Pour Mohamed Harbi les intellectuels algériens sont plus des diffuseurs que des producteurs d'idées. Seraient-ils à court d'idées qu'il faille leur en souffler pour transformer leur monde ? Quelles responsabilités au niveau du système éducatif dont l'archaïsme pédagogique perdure ? Quelles différences entre l'enseignement scolastique dispensé par les zaouïas et les écoles de la « république » ? De manière générale, c'est le système tout entier qui est producteur ou stérilisateur d'idées. Alors qu'à l'indépendance nous avions toutes les chances du monde pour décoller et participer à la production des connaissances et du savoir, aujourd'hui, la régression est telle que nous assumons difficilement leur reproduction ou leur diffusion.



Soumission



Etat de l'intellectuel au service du système, qui va du porte-plume enchanté à la prise de note servile, au premier rang de tous les apparatchiks et courtisans du Palais endormi, alors que vous venez d'écrire la palabre que le Prince, lira avec superbe. Harbi considère que la soumission est l'un des critères majeurs, définissant l'intellectuel apparatchik qui, tout en s'autocensurant, pratique une irrémédiable castration volontaire.



Violence



La violence traverse l'histoire entière de notre pays. Elle est présente à toutes les dates décisives de notre destin collectif. Pour en rester aux contours de la conférence, faut-il évoquer les assassinats politiques au cours de la Révolution et après l'indépendance. Qui parlera des assassins de Abane Ramdane et de ceux de Mohamed Boudiaf ? Qui lèvera le voile sur la liquidation de centaines d'étudiants en wilaya 3 ? Qu'en dit et qu'en dira l'histoire ? Qui a commandité l'assassinat de Boudiaf. Et lorsque le commanditaire de celui de Benhamouda, le juste, proclame haut et fort l'avoir fait, les gens du pouvoir réagissent avec une invraisemblable mollesse. Aux historiens de demain de diffuser ce qu'ils trouveront et aux hommes d'aujourd'hui de dire ce qu'ils en pensent. Il est des violences injustes comme celles que je viens d'évoquer qui ne demandent rien moins qu'une juste réparation.

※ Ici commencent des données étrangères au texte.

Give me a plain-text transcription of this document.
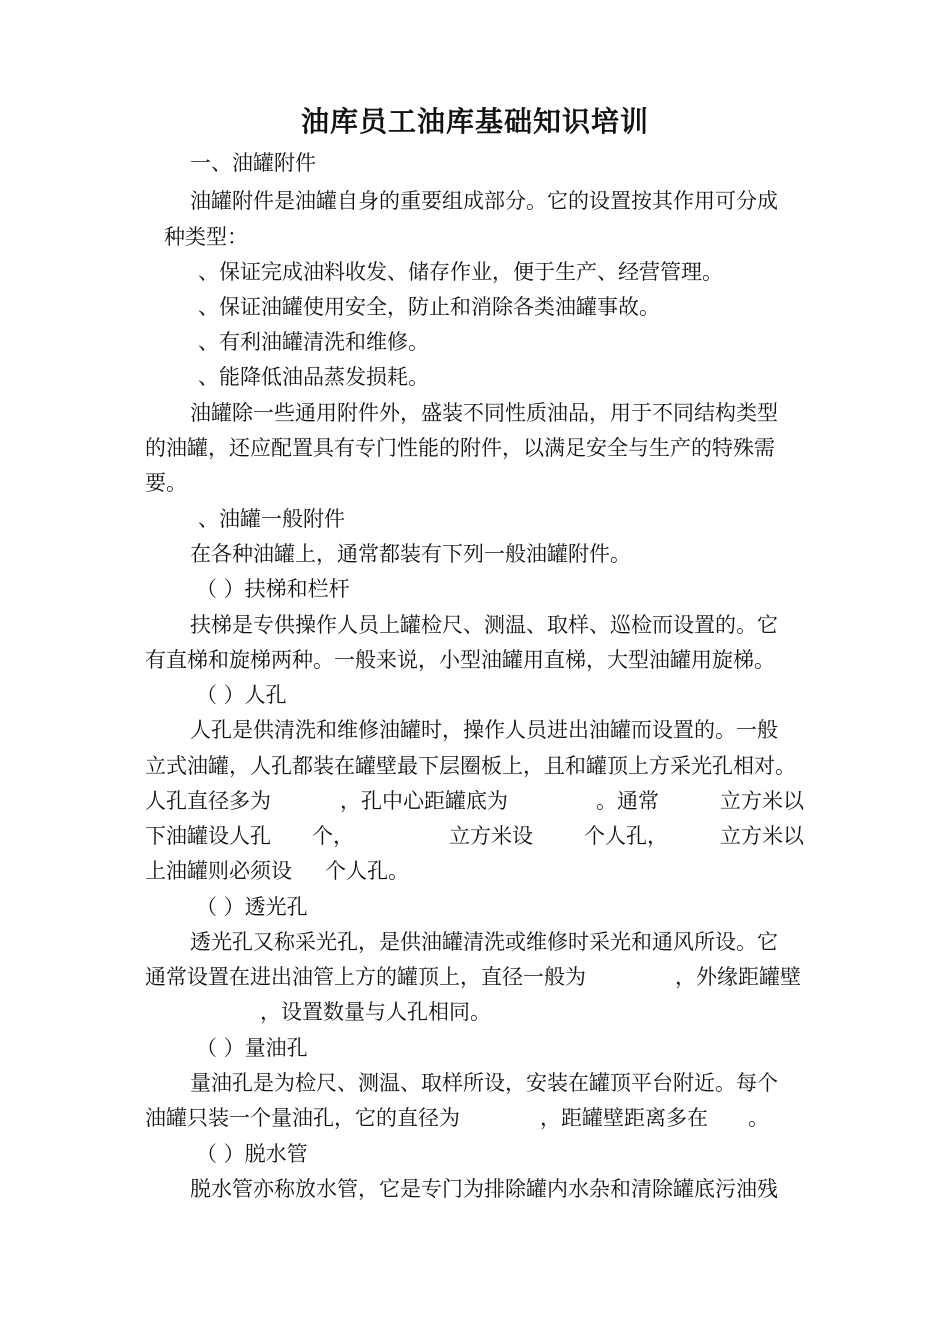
油库员工油库基础知识培训
一、油罐附件
油罐附件是油罐自身的重要组成部分。它的设置按其作用可分成
种类型：
、保证完成油料收发、储存作业，便于生产、经营管理。
、保证油罐使用安全，防止和消除各类油罐事故。
、有利油罐清洗和维修。
、能降低油品蒸发损耗。
油罐除一些通用附件外，盛装不同性质油品，用于不同结构类型
的油罐，还应配置具有专门性能的附件，以满足安全与生产的特殊需
要。
、油罐一般附件
在各种油罐上，通常都装有下列一般油罐附件。
（ ）扶梯和栏杆
扶梯是专供操作人员上罐检尺、测温、取样、巡检而设置的。它
有直梯和旋梯两种。一般来说，小型油罐用直梯，大型油罐用旋梯。
（ ）人孔
人孔是供清洗和维修油罐时，操作人员进出油罐而设置的。一般
立式油罐，人孔都装在罐壁最下层圈板上，且和罐顶上方采光孔相对。
人孔直径多为	，孔中心距罐底为	。通常	立方米以
下油罐设人孔 个，	立方米设 个人孔， 立方米以
上油罐则必须设 个人孔。
（ ）透光孔
透光孔又称采光孔，是供油罐清洗或维修时采光和通风所设。它
通常设置在进出油管上方的罐顶上，直径一般为	，外缘距罐壁
，设置数量与人孔相同。
（ ）量油孔
量油孔是为检尺、测温、取样所设，安装在罐顶平台附近。每个
油罐只装一个量油孔，它的直径为	，距罐壁距离多在 。
（ ）脱水管
脱水管亦称放水管，它是专门为排除罐内水杂和清除罐底污油残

La vraie réconciliation, c'est « Justice et vérité » en Afrique du sud, et les tribunaux populaires, « gacaca »-, du Rwanda. Comme il est des violences justes et, à ce titre, il faut convenir avec Frantz Fanon que c'est la violence qui vous fait sortir des ornières de la stagnation. Octobre 88 et avril 2001 en sont les sanglants témoignages.

La semaine prochaine nous parlerons de Frantz Fanon qui a si peu été évoqué et qui, dans les Damnés de la terre, a consacré aux intellectuels, à la bourgeoisie nationale et au leader, des pages que nous devrions lire et relire. Elles nous renseigneraient sur les « mésaventures de la conscience nationale ».

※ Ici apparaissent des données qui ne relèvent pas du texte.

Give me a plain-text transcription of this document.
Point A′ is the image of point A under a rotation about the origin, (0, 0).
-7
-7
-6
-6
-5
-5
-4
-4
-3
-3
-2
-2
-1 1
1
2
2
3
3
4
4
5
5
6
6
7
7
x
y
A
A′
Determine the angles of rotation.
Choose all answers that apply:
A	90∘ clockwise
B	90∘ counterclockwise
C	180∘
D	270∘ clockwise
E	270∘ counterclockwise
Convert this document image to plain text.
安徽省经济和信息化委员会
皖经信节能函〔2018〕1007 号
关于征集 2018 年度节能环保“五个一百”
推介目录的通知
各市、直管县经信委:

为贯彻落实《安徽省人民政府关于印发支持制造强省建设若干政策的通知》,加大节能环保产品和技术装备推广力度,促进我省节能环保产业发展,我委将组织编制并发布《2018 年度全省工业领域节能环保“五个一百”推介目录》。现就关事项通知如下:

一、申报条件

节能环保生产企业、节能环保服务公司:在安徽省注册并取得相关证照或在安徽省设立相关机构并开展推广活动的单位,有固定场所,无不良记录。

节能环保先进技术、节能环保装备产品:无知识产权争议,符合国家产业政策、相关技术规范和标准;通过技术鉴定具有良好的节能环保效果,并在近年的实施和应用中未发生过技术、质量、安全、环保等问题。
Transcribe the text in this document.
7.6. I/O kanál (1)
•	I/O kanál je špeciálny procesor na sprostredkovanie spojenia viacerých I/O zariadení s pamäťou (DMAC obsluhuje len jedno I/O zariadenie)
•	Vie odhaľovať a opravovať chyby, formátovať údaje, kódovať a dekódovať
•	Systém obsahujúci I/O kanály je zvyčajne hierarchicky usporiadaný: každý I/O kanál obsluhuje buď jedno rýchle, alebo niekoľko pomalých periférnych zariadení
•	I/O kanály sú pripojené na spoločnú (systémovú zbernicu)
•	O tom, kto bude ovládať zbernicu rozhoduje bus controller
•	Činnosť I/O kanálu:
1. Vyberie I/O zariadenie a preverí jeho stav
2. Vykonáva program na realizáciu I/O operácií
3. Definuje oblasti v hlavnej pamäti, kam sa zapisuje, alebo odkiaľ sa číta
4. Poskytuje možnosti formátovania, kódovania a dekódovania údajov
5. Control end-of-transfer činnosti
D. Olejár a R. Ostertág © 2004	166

Dans la préface qu'il lui a consacré, après celle retentissante de Jean Paul Sartre à la sortie du livre, Abdelaziz Bouteflika écrit, dans la nouvelle édition de l'Anep :

« Je conseille au lecteur de procéder à une seconde lecture qui prenne quasiment le texte à rebours et l'éclaire à partir des quelques pages de la « conclusion », magnifique de sobriété inventive, futuriste, généreuse, poème palpitant et rigoureux, fondateur d'un nouvel humanisme : « Non, nous ne voulons rattraper personne. Mais nous voulons marcher tout le temps, la nuit et le jour, en compagnie de l'homme, de tous les hommes. Il s'agit de ne pas étirer la caravane, car alors chaque rang perçoit à peine celui qui le précède et les hommes qui ne se reconnaissent plus se rencontrent de moins en moins, se parlent de moins en moins. »

Comme les voies (voix) de Dieu, celles de la mémoire et de l'oubli sont impénétrables.